To conclude, this is the first report on the resting-state brain effects of intravenous DMT in humans. EEG recordings revealed decreased spectral power in the alpha/beta bands, accompanied by widespread increases in signal diversity. The temporal dynamics of these changes closely mirrored the subjective intensity of DMT’s effects. A novel delta/theta rhythmicity emerged during the powerful ‘breakthrough’ period – characterized by complex visionary experiences.
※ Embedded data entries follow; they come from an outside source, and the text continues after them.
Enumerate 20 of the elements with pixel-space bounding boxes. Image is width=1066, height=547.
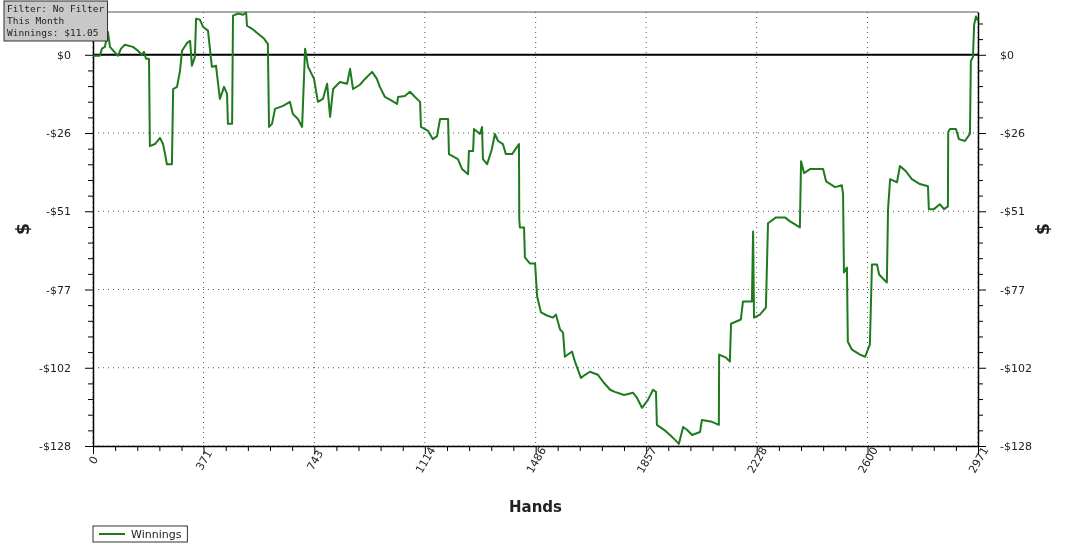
y-axis-title: $ [13,223,33,235]
y2-tick-label: -$128 [1000,440,1032,454]
y2-tick-label: -$102 [1000,361,1032,375]
y-tick-label: -$51 [46,205,71,219]
y2-tick-label: -$77 [1000,283,1025,297]
y-tick-label: -$26 [46,127,71,141]
y-tick-label: -$77 [46,283,71,297]
annotation: Winnings: $11.05 [7,27,99,38]
y2-tick-label: $0 [1000,48,1014,62]
y-tick-label: $0 [57,48,71,62]
x-axis-title: Hands [508,498,563,516]
x-tick-label: 0 [86,453,102,467]
y2-axis-title: $ [1033,223,1053,235]
y-tick-label: -$102 [39,361,71,375]
y2-tick-label: -$51 [1000,205,1025,219]
y2-tick-label: -$26 [1000,127,1025,141]
y-tick-label: -$128 [39,440,71,454]
annotation: Filter: No Filter [7,3,105,14]
text: This Month [7,15,65,26]
legend-label: Winnings [131,528,182,541]
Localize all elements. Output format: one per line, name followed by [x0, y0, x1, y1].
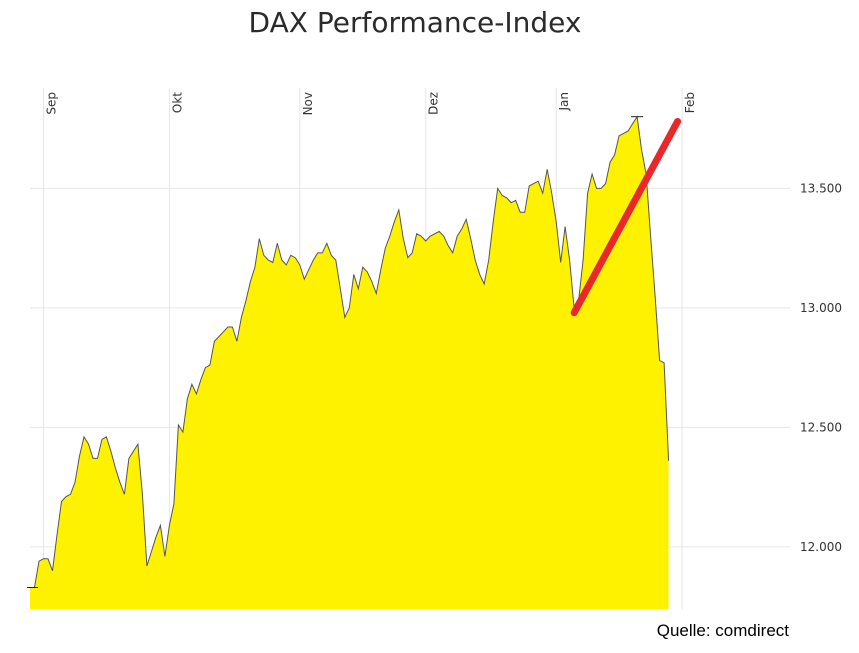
area-layer [30, 115, 670, 609]
source-label: Quelle: comdirect [656, 621, 789, 640]
y-tick-label: 12.500 [800, 420, 842, 434]
x-tick-label: Jan [557, 92, 571, 112]
chart-title: DAX Performance-Index [248, 6, 582, 39]
label-layer: Sep Okt Nov Dez Jan Feb 12.000 12.500 13.000 13.5… [44, 92, 842, 554]
marker-layer [27, 116, 682, 588]
x-tick-label: Dez [427, 92, 441, 115]
area-fill [30, 116, 669, 609]
x-tick-label: Okt [170, 92, 184, 113]
x-tick-label: Nov [301, 92, 315, 115]
y-tick-label: 12.000 [800, 540, 842, 554]
x-tick-label: Sep [44, 92, 58, 115]
series-line [30, 115, 670, 588]
x-tick-label: Feb [683, 92, 697, 113]
y-tick-label: 13.000 [800, 301, 842, 315]
y-tick-label: 13.500 [800, 181, 842, 195]
trend-line [570, 117, 682, 317]
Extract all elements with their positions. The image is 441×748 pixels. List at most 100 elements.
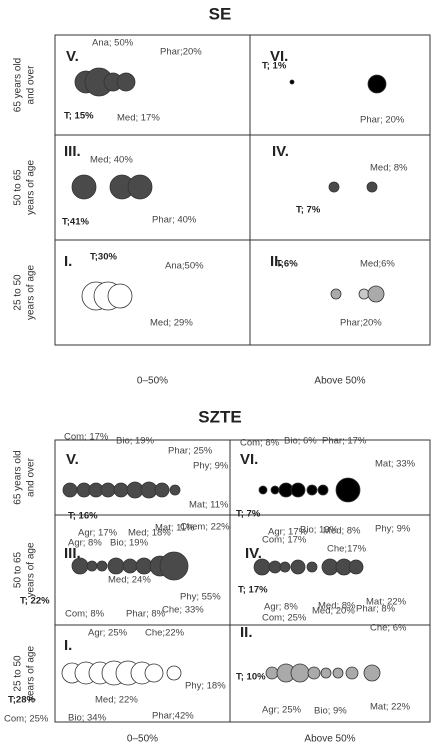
bubble: [169, 484, 181, 496]
bubble-label: Med; 8%: [370, 163, 408, 174]
bubble: [268, 560, 282, 574]
bubble: [116, 72, 136, 92]
bubble: [166, 665, 182, 681]
bubble-label: Med; 29%: [150, 318, 193, 329]
bubble-label: Agr; 8%: [264, 602, 298, 613]
bubble: [345, 666, 359, 680]
bubble-label: T;41%: [62, 217, 89, 228]
bubble: [122, 558, 138, 574]
bubble-label: Med; 40%: [90, 155, 133, 166]
bubble-label: Agr; 8%: [68, 538, 102, 549]
row-label: and over: [26, 457, 37, 497]
bubble-label: Phar; 17%: [322, 436, 367, 447]
bubble: [107, 283, 133, 309]
bubble-label: Bio; 19%: [116, 436, 155, 447]
bubble-label: Mat; 33%: [375, 459, 416, 470]
bubble-label: Phar;20%: [160, 47, 202, 58]
bubble: [306, 561, 318, 573]
row-label: years of age: [26, 265, 37, 320]
bubble-label: Phy; 18%: [185, 681, 226, 692]
bubble-label: Che; 33%: [162, 605, 204, 616]
bubble-label: Agr; 25%: [262, 705, 302, 716]
cell-numeral: VI.: [240, 451, 258, 468]
cell-numeral: IV.: [245, 545, 262, 562]
cell-numeral: I.: [64, 637, 72, 654]
bubble-label: Agr; 17%: [268, 527, 308, 538]
bubble-label: Agr; 25%: [88, 628, 128, 639]
bubble-label: Com; 8%: [240, 438, 280, 449]
bubble: [335, 477, 361, 503]
bubble-label: Med; 22%: [95, 695, 138, 706]
bubble-label: T; 15%: [64, 111, 94, 122]
bubble: [290, 559, 306, 575]
bubble: [328, 181, 340, 193]
bubble-label: Phar;20%: [340, 318, 382, 329]
bubble-label: Com; 17%: [64, 432, 109, 443]
bubble-label: Phar; 40%: [152, 215, 197, 226]
bubble: [258, 485, 268, 495]
row-label: 25 to 50: [13, 655, 24, 692]
bubble: [144, 663, 164, 683]
bubble: [332, 667, 344, 679]
bubble-label: Chem; 22%: [180, 522, 230, 533]
bubble-label: T; 22%: [20, 596, 50, 607]
bubble: [96, 560, 108, 572]
bubble-label: Ana;50%: [165, 261, 204, 272]
bubble: [113, 482, 129, 498]
bubble-label: Phar; 8%: [356, 604, 396, 615]
bubble: [320, 667, 332, 679]
bubble: [107, 557, 125, 575]
bubble: [306, 484, 318, 496]
bubble: [127, 174, 153, 200]
row-label: and over: [26, 65, 37, 105]
grid-frame: [54, 439, 431, 723]
bubble: [159, 551, 189, 581]
bubble-label: Com; 17%: [262, 535, 307, 546]
grid-frame: [54, 34, 431, 346]
cell-numeral: VI.: [270, 48, 288, 65]
bubble: [330, 288, 342, 300]
row-label: 50 to 65: [13, 551, 24, 588]
cell-numeral: V.: [66, 451, 79, 468]
bubble: [367, 74, 387, 94]
bubble: [366, 181, 378, 193]
cell-numeral: IV.: [272, 143, 289, 160]
bubble-label: Med; 8%: [323, 526, 361, 537]
bubble-label: Com; 25%: [262, 613, 307, 624]
bubble: [289, 79, 295, 85]
bubble-label: T;6%: [276, 259, 298, 270]
col-label: 0–50%: [137, 376, 168, 387]
cell-numeral: III.: [64, 143, 81, 160]
row-label: years of age: [26, 160, 37, 215]
bubble: [265, 666, 279, 680]
row-label: years of age: [26, 646, 37, 701]
bubble-label: Mat; 22%: [366, 597, 407, 608]
bubble-label: T; 1%: [262, 61, 287, 72]
bubble-label: Mat; 22%: [370, 702, 411, 713]
bubble-label: Med; 24%: [108, 575, 151, 586]
row-label: 50 to 65: [13, 169, 24, 206]
bubble-label: Ana; 50%: [92, 38, 134, 49]
cell-numeral: II.: [240, 624, 253, 641]
bubble: [290, 663, 310, 683]
cell-numeral: III.: [64, 545, 81, 562]
bubble-label: Bio; 19%: [110, 538, 149, 549]
col-label: Above 50%: [304, 734, 355, 745]
bubble-label: Bio; 34%: [68, 713, 107, 724]
bubble-label: Com; 25%: [4, 714, 49, 725]
bubble: [363, 664, 381, 682]
panel-title: SE: [209, 4, 232, 23]
row-label: 65 years old: [13, 58, 24, 112]
bubble-label: T; 16%: [68, 511, 98, 522]
bubble: [290, 482, 306, 498]
bubble-label: Med; 17%: [117, 113, 160, 124]
bubble-label: T; 17%: [238, 585, 268, 596]
bubble-label: T; 10%: [236, 672, 266, 683]
bubble-label: Phar; 25%: [168, 446, 213, 457]
bubble: [367, 285, 385, 303]
cell-numeral: II.: [270, 253, 283, 270]
cell-numeral: I.: [64, 253, 72, 270]
bubble-label: Phar;42%: [152, 711, 194, 722]
bubble-label: Che;17%: [327, 544, 367, 555]
bubble: [317, 484, 329, 496]
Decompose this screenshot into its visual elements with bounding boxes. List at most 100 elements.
Further work is now needed to more closely scrutinize this example of ‘apparent order’ amidst the background of disorder – that is a more recognized feature of the psychedelic state13,14. The present study’s findings significantly advance our understanding of the brain basis of one of the most unusual and intense altered states of consciousness known – previously likened to dreaming40,53 and the near-death experience54. By observing what is lost and gained when consciousness transitions in extreme ways, psychedelic neuroscience promises to enrich our knowledge and appreciation of mind-brain relationships in the broadest range of contexts, while inspiring as yet untold applications.